Regulators are strengthening standards for BOI to ensure greater transparency:
With the rise of shell companies and fraudulent accounts, knowing the identity of customers and beneficial owners has become more vital.
· In the US, the Financial Crimes Enforcement Network (FinCEN) issued the “access rule”, which establishes a framework for access to and protection of BOI. FIs can request BOI to facilitate their compliance with customer due diligence requirements under applicable law but must implement administrative, technical, and physical safeguards reasonably designed to protect BOI as a precondition for receiving BOI.
· In Europe, provisions related to BOI have been strengthened. Beneficial ownership will now be based on two components – ownership and control and firms will need to analyze both to identify all the beneficial owners of a legal entity or across types of entities (e.g., non-EU entities doing business in the EU). The agreement also lowers the threshold for reporting companies’ beneficial owners to 25%. In addition, rules applicable to multi-layered ownership and control structures, as well as data protection and record retention provisions were clarified.
· Jersey, Guernsey, and the Isle of Man committed to provide FIs access to information held in their beneficial ownership registries by the end of 2024, if they can demonstrate a legitimate interest and put in place appropriate safeguards to effectively manage any interference with privacy rights. The countries will present proposals on the definition of legitimate interest to their parliaments by Q4 2024.
In light of these new and/or enhanced beneficial ownership reporting obligations across jurisdictions firms should ensure their risk assessment capabilities are designed to effectively reveal entity owners and non-owners, who have a certain degree of decision-making authority over the entity.
Regulators foster proportionate risk assessments of politically exposed persons (PEPs):
It is getting increasingly important for firms to be able to monitor and adjust customers’ risk profiles on an ongoing basis to avoid individuals being unnecessarily excluded from financial products or services. As such, firms should continue to ensure their systems and processes can not only identify but also classify risks from PEPs throughout the business relationship.

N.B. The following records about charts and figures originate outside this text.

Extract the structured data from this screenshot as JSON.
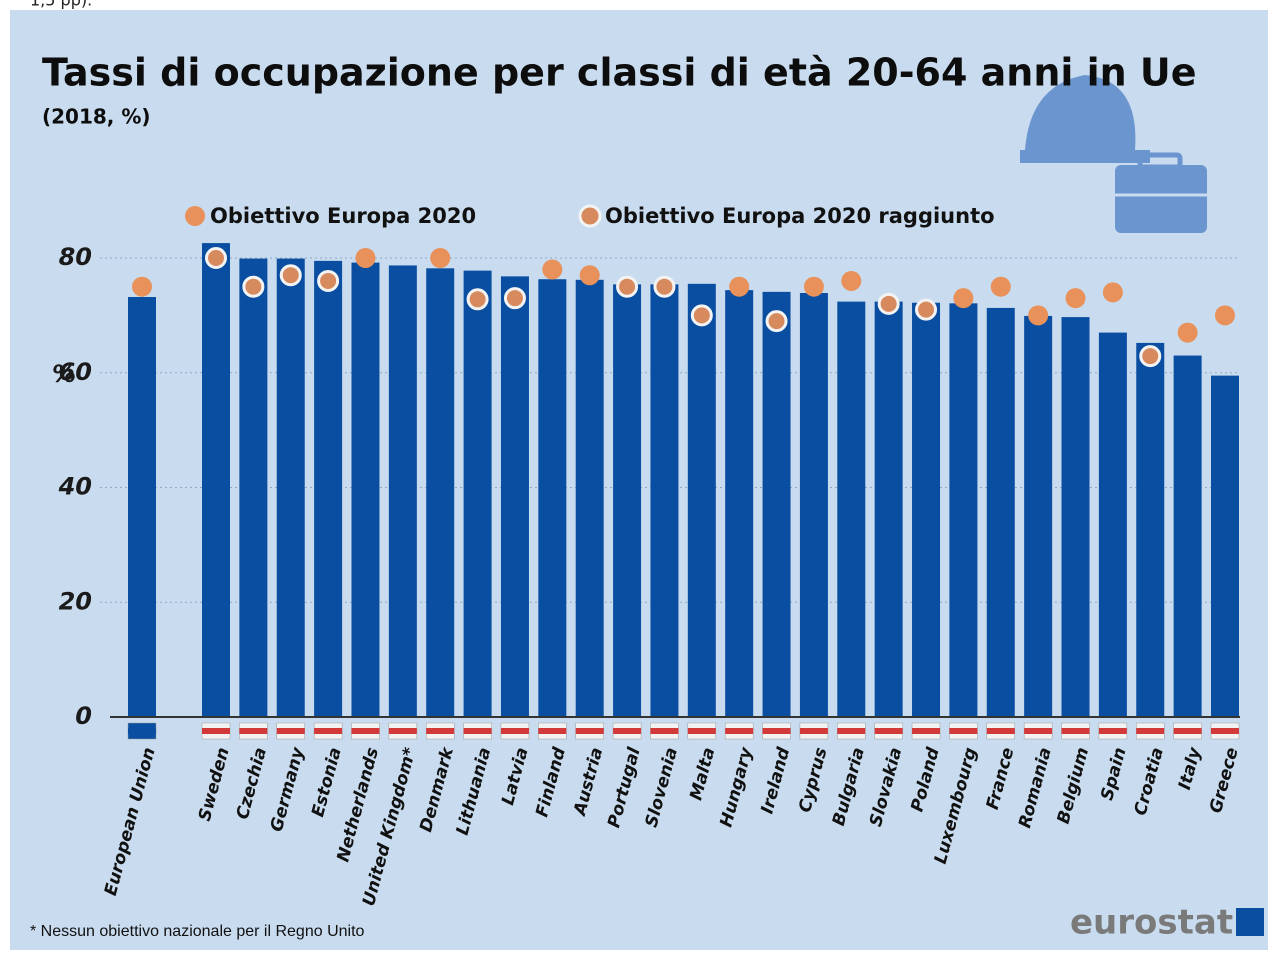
{
  "context_fragment": "1,5 pp).",
  "chart_data": {
    "type": "bar",
    "title": "Tassi di occupazione per classi di età 20-64 anni in Ue",
    "subtitle": "(2018, %)",
    "y_label": "%",
    "categories": [
      "European Union",
      "Sweden",
      "Czechia",
      "Germany",
      "Estonia",
      "Netherlands",
      "United Kingdom*",
      "Denmark",
      "Lithuania",
      "Latvia",
      "Finland",
      "Austria",
      "Portugal",
      "Slovenia",
      "Malta",
      "Hungary",
      "Ireland",
      "Cyprus",
      "Bulgaria",
      "Slovakia",
      "Poland",
      "Luxembourg",
      "France",
      "Romania",
      "Belgium",
      "Spain",
      "Croatia",
      "Italy",
      "Greece"
    ],
    "values": [
      73.2,
      82.6,
      79.9,
      79.9,
      79.5,
      79.2,
      78.7,
      78.2,
      77.8,
      76.8,
      76.3,
      76.2,
      75.4,
      75.4,
      75.5,
      74.4,
      74.1,
      73.9,
      72.4,
      72.4,
      72.2,
      72.1,
      71.3,
      69.9,
      69.7,
      67.0,
      65.2,
      63.0,
      59.5
    ],
    "color": "#0a4ea2",
    "series": [
      {
        "name": "Obiettivo Europa 2020",
        "color": "#e8915a",
        "values": [
          75,
          null,
          null,
          null,
          null,
          80,
          null,
          80,
          null,
          null,
          78,
          77,
          null,
          null,
          null,
          75,
          null,
          75,
          76,
          null,
          null,
          73,
          75,
          70,
          73,
          74,
          null,
          67,
          70
        ]
      },
      {
        "name": "Obiettivo Europa 2020 raggiunto",
        "color": "#d68a5e",
        "values": [
          null,
          80,
          75,
          77,
          76,
          null,
          null,
          null,
          72.8,
          73,
          null,
          null,
          75,
          75,
          70,
          null,
          69,
          null,
          null,
          72,
          71,
          null,
          null,
          null,
          null,
          null,
          62.9,
          null,
          null
        ]
      }
    ],
    "ylim": [
      0,
      82.6
    ],
    "yticks": [
      0,
      20,
      40,
      60,
      80
    ],
    "grid": true,
    "footnote": "* Nessun obiettivo nazionale per il Regno Unito",
    "source": "eurostat"
  }
}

· Jersey aligned with international best practice in providing the ability to declassify politically exposed persons.
· The Dutch Banking Association (NVB) published a new risk-based standard for screening PEPs. It describes risk indicators that banks can use to conduct customer due diligence to avoid unnecessary in-depth investigations of PEPs.

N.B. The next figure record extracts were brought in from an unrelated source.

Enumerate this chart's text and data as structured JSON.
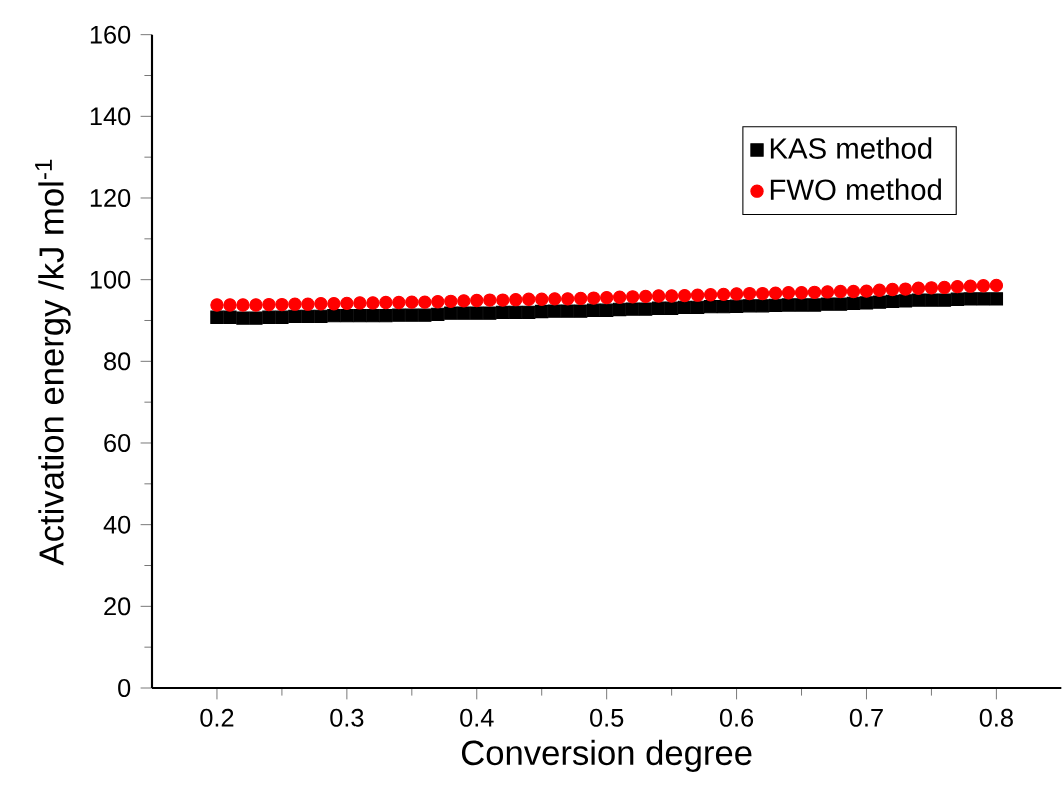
{
  "chart_data": {
    "type": "scatter",
    "xlabel": "Conversion degree",
    "ylabel": "Activation energy /kJ mol$^{-1}$",
    "x": [
      0.2,
      0.21,
      0.22,
      0.23,
      0.24,
      0.25,
      0.26,
      0.27,
      0.28,
      0.29,
      0.3,
      0.31,
      0.32,
      0.33,
      0.34,
      0.35,
      0.36,
      0.37,
      0.38,
      0.39,
      0.4,
      0.41,
      0.42,
      0.43,
      0.44,
      0.45,
      0.46,
      0.47,
      0.48,
      0.49,
      0.5,
      0.51,
      0.52,
      0.53,
      0.54,
      0.55,
      0.56,
      0.57,
      0.58,
      0.59,
      0.6,
      0.61,
      0.62,
      0.63,
      0.64,
      0.65,
      0.66,
      0.67,
      0.68,
      0.69,
      0.7,
      0.71,
      0.72,
      0.73,
      0.74,
      0.75,
      0.76,
      0.77,
      0.78,
      0.79,
      0.8
    ],
    "series": [
      {
        "name": "KAS  method",
        "color": "#000000",
        "marker": "square",
        "values": [
          90.8,
          90.8,
          90.6,
          90.6,
          90.8,
          90.8,
          91,
          91,
          91,
          91.2,
          91.2,
          91.2,
          91.2,
          91.2,
          91.3,
          91.3,
          91.3,
          91.5,
          91.8,
          91.8,
          91.8,
          91.8,
          92,
          92,
          92,
          92.2,
          92.3,
          92.3,
          92.3,
          92.5,
          92.5,
          92.7,
          92.8,
          92.8,
          93,
          93,
          93.2,
          93.2,
          93.4,
          93.4,
          93.5,
          93.6,
          93.6,
          93.7,
          93.8,
          93.8,
          93.8,
          94,
          94,
          94.2,
          94.3,
          94.5,
          94.7,
          94.8,
          95,
          95,
          95,
          95.2,
          95.3,
          95.3,
          95.3
        ]
      },
      {
        "name": "FWO method",
        "color": "#ff0000",
        "marker": "circle",
        "values": [
          93.8,
          93.8,
          93.8,
          93.8,
          93.9,
          93.9,
          94,
          94,
          94.1,
          94.1,
          94.2,
          94.3,
          94.3,
          94.4,
          94.4,
          94.5,
          94.5,
          94.6,
          94.7,
          94.8,
          94.9,
          95,
          95,
          95.1,
          95.2,
          95.2,
          95.3,
          95.3,
          95.4,
          95.5,
          95.6,
          95.7,
          95.8,
          95.9,
          96,
          96,
          96.1,
          96.2,
          96.3,
          96.4,
          96.5,
          96.6,
          96.6,
          96.7,
          96.8,
          96.8,
          96.9,
          97,
          97.1,
          97.1,
          97.2,
          97.4,
          97.6,
          97.7,
          97.9,
          98,
          98.1,
          98.3,
          98.4,
          98.5,
          98.6
        ]
      }
    ],
    "xlim": [
      0.15,
      0.85
    ],
    "xticks": [
      0.2,
      0.3,
      0.4,
      0.5,
      0.6,
      0.7,
      0.8
    ],
    "ylim": [
      0,
      160
    ],
    "yticks": [
      0,
      20,
      40,
      60,
      80,
      100,
      120,
      140,
      160
    ],
    "legend": "top right",
    "grid": false
  }
}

· In October 2023, the Parliament of Ukraine amended a bill with regards to PEPs. While high-ranking officials will now have lifelong PEP status, compared to three years previously, the regulators also aim to prevent unjustified refusal of financial transactions and/or of establishment (extension) of business relationships.
· The UK Financial Conduct Authority (FCA) announced to perform a review on how firms assess domestic PEPs, their families and close associates and how EDD and ongoing monitoring are applied in line with the identified risk. A report is expected by the end of June 2024 and the FCA announced to act, if any significant deficiencies are identified. In addition, as of 10 January 2024, the status of UK PEPs is different to overseas PEPs. Domestic PEPs are still subject to EDD but must be treated as lower risk than overseas PEPs, unless enhanced risk factors apply. Firms should consider amending their policies and procedures to make clear that domestic PEPs are subject to lower EDD standards.
· Meanwhile the Isle of Man regulator has updated its AML/CFT Handbook with a focus on business risk assessments and source of wealth requirements for PEPs.